Now that the nation has fully recovered from the Great Recession of 2008-10, it’s a bit of a shock to learn that 35 states still have employment rates below those of the pre-recession period while Michigan has fared the best.

The Brookings Institution reports that in July the nation as a whole finally returned to the employment level of 2007, marking the end of a 10-year jobs gap that was far longer than the recovery times in recent recessions.

A study by The Hamilton Project, a Brookings endeavor, looks at state-by-state employment levels while factoring in changes in population and demographics over the past 10 years.

Only 15 states have exceeded their 2007 employment mark. Michigan, which was hit as hard by the recession as any state, stands at the top of the list at 2.1 percent above the employment level of a decade ago. That rise in jobs, however, reflects the fact that Michigan’s economy was already struggling in ’07 while most states were doing much better and have had a much higher plateau to reach.

The states who lag the most are in the West and the upper plains, such as Wyoming, North Dakota, Idaho and Nevada. States who are ahead of the game are mostly in the Midwest and Northeast.

These numbers reflect the labor participation rate and, more particularly, the population-to-employment ratio.
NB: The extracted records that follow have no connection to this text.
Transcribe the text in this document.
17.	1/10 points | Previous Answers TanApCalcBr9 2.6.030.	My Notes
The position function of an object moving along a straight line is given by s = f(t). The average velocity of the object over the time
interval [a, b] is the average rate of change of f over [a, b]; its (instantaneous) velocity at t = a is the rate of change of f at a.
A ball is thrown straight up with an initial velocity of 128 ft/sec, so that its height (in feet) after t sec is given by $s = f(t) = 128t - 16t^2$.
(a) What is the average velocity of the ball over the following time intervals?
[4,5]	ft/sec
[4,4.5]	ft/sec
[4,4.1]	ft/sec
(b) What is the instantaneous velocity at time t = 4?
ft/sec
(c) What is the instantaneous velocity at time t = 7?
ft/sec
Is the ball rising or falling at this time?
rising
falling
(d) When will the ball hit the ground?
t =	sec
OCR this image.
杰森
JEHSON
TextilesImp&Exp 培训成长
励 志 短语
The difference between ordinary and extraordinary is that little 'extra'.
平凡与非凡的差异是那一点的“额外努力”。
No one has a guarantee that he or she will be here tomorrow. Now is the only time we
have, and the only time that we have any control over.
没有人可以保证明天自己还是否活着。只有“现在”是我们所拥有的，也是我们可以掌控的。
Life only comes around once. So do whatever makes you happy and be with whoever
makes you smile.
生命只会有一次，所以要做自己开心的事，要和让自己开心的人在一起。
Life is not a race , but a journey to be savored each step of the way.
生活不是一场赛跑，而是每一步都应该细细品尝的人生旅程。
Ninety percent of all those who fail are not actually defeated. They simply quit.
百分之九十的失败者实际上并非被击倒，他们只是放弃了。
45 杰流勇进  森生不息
In other words, they are not based on unemployment rates.

The Hamilton Project research also shows that the 2007-17 employment gap was much deeper than prior recessions dating back to the early 1980s.

Blacks, Hispanics and white working class men suffered the most during that 10-year employment drought. However, labor participation rates among white men, ages 25 to 54, have been dropping well beyond 2007.

Education was also a huge factor during this jobs gap. Those with a college graduate degree were barely affected while those with a high school diploma or less suffered the most.